Now we’re watching some of the divide widen even more. For example, look what’s happening with the minimum wage lately.

Seattle’s minimum wage is now rising toward fifteen dollars per hour (for some workers, it is already at thirteen dollars), and during this election season the Fight for 15 has suddenly become not a fringe movement but a mainstream one…In December, Rahm Emanuel, the embattled Chicago mayor, signed a law that will push the minimum wage to thirteen dollars per hour by 2019. And yesterday, California lawmakers passed a measure that will lift the state’s minimum wage to fifteen dollars an hour by 2022. Hours later, New York Governor Andrew Cuomo and state legislators announced that they had reached a deal to get to fifteen dollars an hour, and by as soon as 2018 in New York City. Combined, the New York State and California labor forces are roughly as large as France’s.

Here is what Rebecca Traister reports on paid family leave.

You say you want a revolution? A political, social, economic policy upheaval that will dramatically alter the playing field for millions of Americans by significantly reducing economic and gender inequality?

Don’t look to the presidential campaign. Look closer to home.

On the last day of March, the New York State legislature finalized a budget deal that included not only a promise to raise the minimum wage to $15, but also the nation’s newest — and by far its strongest and most comprehensive — bill mandating paid-family-leave time for most employees.

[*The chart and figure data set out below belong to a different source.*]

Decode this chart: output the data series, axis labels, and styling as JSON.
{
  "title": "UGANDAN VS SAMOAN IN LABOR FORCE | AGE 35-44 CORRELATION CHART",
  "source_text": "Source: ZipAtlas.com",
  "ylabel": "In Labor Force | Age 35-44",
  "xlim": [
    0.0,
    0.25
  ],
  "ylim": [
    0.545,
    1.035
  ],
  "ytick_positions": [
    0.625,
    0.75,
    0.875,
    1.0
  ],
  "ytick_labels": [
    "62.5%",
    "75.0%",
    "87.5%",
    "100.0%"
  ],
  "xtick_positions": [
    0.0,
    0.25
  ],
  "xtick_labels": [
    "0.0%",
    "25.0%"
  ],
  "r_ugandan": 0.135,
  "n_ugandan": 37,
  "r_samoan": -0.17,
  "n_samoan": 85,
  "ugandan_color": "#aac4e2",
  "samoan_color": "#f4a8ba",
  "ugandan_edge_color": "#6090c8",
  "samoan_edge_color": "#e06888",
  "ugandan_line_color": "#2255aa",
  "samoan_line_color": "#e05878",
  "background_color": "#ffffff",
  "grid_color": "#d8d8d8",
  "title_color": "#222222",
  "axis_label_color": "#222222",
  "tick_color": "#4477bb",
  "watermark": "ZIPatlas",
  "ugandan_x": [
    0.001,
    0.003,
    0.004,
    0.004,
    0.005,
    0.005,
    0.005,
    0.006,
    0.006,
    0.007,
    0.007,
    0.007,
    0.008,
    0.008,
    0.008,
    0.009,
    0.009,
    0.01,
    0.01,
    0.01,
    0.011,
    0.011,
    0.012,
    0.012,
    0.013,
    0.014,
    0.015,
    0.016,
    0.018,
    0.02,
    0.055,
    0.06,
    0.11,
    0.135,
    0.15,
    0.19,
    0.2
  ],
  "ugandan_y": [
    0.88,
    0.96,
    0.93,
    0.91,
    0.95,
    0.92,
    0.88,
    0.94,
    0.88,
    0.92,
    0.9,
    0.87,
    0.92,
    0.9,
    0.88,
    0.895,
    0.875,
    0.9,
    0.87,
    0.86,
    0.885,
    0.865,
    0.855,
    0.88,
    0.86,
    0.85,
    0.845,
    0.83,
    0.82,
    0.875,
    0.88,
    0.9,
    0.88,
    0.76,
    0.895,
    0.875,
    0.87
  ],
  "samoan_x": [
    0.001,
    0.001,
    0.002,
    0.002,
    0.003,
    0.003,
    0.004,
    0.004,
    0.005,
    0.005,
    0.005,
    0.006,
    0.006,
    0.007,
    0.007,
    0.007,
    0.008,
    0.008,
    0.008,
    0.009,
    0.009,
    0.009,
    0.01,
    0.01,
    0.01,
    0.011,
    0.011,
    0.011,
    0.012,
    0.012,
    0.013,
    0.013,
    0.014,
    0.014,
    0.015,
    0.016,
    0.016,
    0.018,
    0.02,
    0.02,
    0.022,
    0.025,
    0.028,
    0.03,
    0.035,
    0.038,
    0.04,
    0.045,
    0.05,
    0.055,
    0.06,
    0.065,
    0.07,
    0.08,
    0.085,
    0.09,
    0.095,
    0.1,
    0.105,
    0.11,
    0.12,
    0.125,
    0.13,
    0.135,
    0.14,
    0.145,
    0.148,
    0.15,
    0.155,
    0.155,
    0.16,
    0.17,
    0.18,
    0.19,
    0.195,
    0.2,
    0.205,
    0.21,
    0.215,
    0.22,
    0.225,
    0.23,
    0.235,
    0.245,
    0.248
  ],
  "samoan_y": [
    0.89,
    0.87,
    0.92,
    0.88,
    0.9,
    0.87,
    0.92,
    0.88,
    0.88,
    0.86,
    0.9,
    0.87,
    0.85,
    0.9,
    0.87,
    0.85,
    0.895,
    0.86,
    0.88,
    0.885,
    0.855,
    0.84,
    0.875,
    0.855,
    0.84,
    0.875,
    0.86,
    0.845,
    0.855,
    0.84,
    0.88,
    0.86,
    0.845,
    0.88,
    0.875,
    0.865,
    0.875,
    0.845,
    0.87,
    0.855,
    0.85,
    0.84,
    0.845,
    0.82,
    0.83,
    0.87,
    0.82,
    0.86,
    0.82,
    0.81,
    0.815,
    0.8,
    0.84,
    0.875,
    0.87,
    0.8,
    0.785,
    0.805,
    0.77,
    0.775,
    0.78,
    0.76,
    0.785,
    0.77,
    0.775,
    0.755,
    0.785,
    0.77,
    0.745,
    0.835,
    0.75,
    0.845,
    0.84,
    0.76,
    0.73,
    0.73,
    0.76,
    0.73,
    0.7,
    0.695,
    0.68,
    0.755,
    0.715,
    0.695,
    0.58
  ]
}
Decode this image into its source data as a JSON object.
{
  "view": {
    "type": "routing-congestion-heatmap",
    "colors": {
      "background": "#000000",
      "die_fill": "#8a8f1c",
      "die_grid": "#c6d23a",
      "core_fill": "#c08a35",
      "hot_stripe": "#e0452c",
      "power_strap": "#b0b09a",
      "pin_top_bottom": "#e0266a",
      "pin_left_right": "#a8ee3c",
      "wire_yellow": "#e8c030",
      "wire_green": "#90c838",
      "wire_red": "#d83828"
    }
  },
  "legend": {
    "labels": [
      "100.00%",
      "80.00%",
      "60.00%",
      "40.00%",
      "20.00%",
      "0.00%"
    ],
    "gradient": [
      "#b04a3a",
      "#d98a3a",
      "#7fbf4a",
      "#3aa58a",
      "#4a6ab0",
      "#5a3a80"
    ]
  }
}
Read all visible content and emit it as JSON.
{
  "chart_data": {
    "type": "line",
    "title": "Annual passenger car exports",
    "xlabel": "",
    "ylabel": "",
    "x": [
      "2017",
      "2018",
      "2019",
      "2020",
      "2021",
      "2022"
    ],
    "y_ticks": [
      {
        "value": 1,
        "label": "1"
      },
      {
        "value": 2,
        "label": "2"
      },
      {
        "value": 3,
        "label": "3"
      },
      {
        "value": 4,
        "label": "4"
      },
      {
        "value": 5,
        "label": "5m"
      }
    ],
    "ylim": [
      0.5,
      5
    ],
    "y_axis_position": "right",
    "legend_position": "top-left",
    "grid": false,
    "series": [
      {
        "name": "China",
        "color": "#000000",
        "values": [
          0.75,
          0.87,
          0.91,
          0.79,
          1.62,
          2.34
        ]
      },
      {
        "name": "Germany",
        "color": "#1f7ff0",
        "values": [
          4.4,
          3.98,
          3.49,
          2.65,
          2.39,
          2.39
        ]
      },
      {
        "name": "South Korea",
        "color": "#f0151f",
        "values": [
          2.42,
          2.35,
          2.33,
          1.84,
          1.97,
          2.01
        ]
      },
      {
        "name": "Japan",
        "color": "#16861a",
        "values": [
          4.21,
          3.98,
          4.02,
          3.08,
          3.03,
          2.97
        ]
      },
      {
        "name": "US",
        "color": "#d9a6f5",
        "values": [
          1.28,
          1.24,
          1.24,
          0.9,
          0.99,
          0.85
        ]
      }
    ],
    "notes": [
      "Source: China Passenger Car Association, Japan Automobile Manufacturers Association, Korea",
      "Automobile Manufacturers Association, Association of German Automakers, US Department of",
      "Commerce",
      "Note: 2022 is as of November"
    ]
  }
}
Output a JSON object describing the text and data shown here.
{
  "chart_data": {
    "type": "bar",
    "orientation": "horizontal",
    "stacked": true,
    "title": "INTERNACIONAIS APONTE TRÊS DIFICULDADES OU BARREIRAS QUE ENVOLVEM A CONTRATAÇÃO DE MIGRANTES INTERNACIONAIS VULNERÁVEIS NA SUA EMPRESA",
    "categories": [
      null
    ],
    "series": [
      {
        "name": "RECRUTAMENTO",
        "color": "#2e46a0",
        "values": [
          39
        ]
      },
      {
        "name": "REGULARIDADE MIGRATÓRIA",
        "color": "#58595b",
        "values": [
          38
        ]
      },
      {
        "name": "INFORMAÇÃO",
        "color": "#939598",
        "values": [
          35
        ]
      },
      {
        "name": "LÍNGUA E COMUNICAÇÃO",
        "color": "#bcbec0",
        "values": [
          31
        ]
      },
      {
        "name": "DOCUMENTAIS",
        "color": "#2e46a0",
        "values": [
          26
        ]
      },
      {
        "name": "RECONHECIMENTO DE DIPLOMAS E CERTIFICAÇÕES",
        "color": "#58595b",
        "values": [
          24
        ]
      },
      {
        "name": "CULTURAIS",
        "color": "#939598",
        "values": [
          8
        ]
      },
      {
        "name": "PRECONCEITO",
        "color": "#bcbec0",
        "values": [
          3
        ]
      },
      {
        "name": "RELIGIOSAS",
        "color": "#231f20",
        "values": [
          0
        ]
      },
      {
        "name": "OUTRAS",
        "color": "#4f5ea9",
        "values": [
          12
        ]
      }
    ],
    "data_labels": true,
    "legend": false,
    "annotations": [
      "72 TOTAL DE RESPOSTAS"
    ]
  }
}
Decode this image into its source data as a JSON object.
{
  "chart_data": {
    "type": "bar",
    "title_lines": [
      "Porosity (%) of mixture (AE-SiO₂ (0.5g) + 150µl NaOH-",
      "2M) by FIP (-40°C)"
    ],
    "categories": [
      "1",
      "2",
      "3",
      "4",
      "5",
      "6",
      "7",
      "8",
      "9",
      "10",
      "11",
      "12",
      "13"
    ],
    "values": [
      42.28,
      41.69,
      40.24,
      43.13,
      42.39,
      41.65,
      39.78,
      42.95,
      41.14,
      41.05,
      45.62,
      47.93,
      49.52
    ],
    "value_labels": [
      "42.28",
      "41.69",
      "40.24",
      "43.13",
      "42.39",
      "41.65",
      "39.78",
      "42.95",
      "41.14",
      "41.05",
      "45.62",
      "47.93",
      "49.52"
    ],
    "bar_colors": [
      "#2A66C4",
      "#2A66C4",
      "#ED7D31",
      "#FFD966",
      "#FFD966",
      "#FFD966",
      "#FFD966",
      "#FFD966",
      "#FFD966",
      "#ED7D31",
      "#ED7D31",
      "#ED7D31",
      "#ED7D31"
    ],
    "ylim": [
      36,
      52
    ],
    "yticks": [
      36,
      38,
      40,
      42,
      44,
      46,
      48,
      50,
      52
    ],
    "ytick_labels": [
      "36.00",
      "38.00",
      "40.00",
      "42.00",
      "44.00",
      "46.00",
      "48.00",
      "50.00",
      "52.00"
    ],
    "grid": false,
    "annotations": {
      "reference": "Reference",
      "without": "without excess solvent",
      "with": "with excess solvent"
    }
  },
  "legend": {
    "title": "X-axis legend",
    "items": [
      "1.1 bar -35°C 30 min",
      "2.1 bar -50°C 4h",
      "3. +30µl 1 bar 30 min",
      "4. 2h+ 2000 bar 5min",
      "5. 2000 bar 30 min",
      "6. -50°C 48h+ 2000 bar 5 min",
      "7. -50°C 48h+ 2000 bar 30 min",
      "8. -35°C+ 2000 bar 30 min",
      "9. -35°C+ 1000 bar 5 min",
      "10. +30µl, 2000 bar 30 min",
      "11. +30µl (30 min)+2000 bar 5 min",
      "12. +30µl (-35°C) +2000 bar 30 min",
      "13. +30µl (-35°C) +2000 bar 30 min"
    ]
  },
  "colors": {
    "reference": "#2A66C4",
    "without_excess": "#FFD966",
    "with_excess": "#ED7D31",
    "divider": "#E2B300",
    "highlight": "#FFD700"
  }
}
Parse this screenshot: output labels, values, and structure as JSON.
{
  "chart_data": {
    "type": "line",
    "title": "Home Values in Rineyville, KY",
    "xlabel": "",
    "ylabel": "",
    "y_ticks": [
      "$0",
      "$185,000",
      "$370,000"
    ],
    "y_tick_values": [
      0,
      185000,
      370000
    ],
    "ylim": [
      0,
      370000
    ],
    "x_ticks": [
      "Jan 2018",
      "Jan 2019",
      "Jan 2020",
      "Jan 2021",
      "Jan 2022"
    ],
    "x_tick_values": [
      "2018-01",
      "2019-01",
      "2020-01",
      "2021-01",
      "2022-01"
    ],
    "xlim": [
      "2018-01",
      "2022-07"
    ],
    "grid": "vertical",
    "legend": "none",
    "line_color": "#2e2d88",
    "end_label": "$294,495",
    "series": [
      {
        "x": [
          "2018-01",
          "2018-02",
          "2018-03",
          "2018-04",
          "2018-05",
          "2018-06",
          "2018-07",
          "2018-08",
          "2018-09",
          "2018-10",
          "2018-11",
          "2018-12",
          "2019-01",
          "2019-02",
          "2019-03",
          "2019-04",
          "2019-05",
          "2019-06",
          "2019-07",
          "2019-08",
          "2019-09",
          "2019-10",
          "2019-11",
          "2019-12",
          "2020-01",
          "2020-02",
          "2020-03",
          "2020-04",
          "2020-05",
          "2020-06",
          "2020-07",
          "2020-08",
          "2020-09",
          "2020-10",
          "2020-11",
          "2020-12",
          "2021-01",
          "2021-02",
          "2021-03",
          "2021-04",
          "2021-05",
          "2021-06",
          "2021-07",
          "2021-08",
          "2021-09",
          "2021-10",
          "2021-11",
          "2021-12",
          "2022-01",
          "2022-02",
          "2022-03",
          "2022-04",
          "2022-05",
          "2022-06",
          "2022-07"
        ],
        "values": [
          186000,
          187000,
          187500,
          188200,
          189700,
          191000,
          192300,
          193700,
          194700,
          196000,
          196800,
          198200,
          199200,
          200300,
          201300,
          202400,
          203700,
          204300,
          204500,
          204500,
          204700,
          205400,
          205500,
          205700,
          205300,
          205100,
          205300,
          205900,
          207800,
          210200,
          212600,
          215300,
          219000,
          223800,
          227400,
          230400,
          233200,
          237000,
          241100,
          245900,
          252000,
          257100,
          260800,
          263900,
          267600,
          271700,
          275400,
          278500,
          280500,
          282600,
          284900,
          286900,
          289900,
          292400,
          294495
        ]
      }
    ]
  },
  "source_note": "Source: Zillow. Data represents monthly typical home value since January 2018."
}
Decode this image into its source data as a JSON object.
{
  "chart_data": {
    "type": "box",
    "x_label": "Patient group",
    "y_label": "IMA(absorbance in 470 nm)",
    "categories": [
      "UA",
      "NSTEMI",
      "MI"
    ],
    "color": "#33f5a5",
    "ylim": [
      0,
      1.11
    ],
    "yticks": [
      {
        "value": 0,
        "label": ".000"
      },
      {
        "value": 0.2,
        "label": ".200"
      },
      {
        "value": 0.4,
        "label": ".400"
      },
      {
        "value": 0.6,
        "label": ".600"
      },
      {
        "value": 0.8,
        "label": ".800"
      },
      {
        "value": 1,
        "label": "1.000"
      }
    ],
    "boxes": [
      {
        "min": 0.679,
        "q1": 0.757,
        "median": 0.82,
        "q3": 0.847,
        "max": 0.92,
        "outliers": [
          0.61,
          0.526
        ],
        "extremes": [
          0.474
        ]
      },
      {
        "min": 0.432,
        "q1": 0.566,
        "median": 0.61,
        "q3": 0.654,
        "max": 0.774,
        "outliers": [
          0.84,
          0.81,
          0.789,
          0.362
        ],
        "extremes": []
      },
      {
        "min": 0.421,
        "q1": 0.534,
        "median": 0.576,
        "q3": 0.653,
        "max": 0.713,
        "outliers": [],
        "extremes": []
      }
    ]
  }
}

That means that New York has just become the fifth state — after California, which passed its family-leave insurance program in 2002 and implemented it in 2004, New Jersey (2009), Rhode Island (2014) and Washington (which passed its measure in 2007 but has not yet put it into effect) — to mandate paid leave. And compared to its progressive predecessors, New York’s bill is startlingly robust.

One way to look at all of this is to worry about the growing divide these kinds of developments suggest. But it is possible that – as we’re beginning to see with Medicaid expansion – it will grow increasingly difficult to stop the long slow march of progress in red states. We’ll have to see how that one plays out.